Der Kaiser (John Horton Murray) und die Kaiserin (Ludmila Slepneva)
im Finale: "Wenn das Herz aus Kristall ..."

Auf außerordentlichem Niveau und mit großer Präzision sangen Frank van Hove (Einäugiger), Taras Konoshchenko (Einarmiger) und Oskar Pürgstaller (Buckliger) die drei Brüder des Färbers, Jan Buchwald war ein gewichtiger Geisterbote von großer Würde, die am Nationaltheater so beliebte Cornelia Ptassek mit frischem, tragfähig-durchdringendem Sopran ein aufhorchen lassender Hüter der Schwelle, solide Leistungen kamen von Marina Ivanova als Stimme des Falken, Yonka Hristova als Stimme von oben sowie Avtandil Merebashvilii, Junchul Ye und Stephan Somburg als Stimmen der Wächter der Stadt.
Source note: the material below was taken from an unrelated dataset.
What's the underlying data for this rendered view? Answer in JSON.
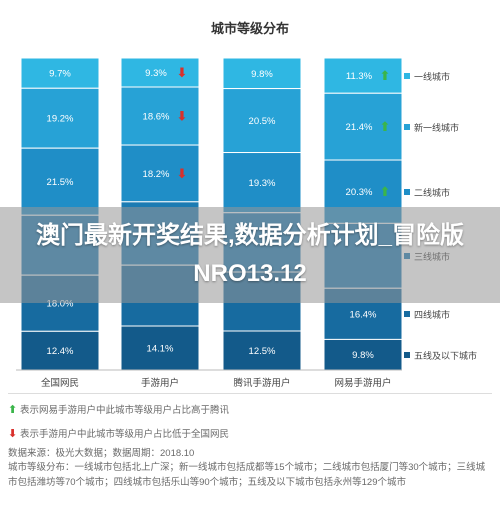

Axel Kober, der junge, immens talentierte kommissarische GMD des Nationaltheaters, hat den gewaltigen Klangapparat beeindruckend im Griff und macht dem Bühnenpersonal die ohnehin schwere Sache nicht noch schwerer, er nimmt sich auch die nötige Zeit und hetzt nicht durch das Werk, er überrumpelt die Zuhörer nicht, "so daß sie gar nicht recht zur Besinnung kämen", wie es Fritz Schalk als Kritik in seinen Blicken in die Partitur referiert, es gelingen Momente von großer Dichte wie etwa der erste Aktschluss, aber andere wirken noch zu einstudiert, zu wenig gefühlt, so dass man den Eindruck hat, dass der Dirigent wie sein weitgehend hinreißend musizierendes Orchester noch eine Zeitlang brauchen, damit sich dieses besondere Werk setzen kann, damit die innere musikalische Gedankenwelt dieser Oper noch überzeugender erfasst werden kann.

FAZIT
Zweifellos hat das Nationaltheater Mannheim einmal mehr bewiesen, dass es den Rang, die Kapazitäten und nicht zuletzt das Ensemble hat, um solche musiktheatralischen Großtaten neben einem anstrengenden Repertoirebetrieb zu vollbringen - die oben beschriebenen Schönheitsfehler ändern daran nichts.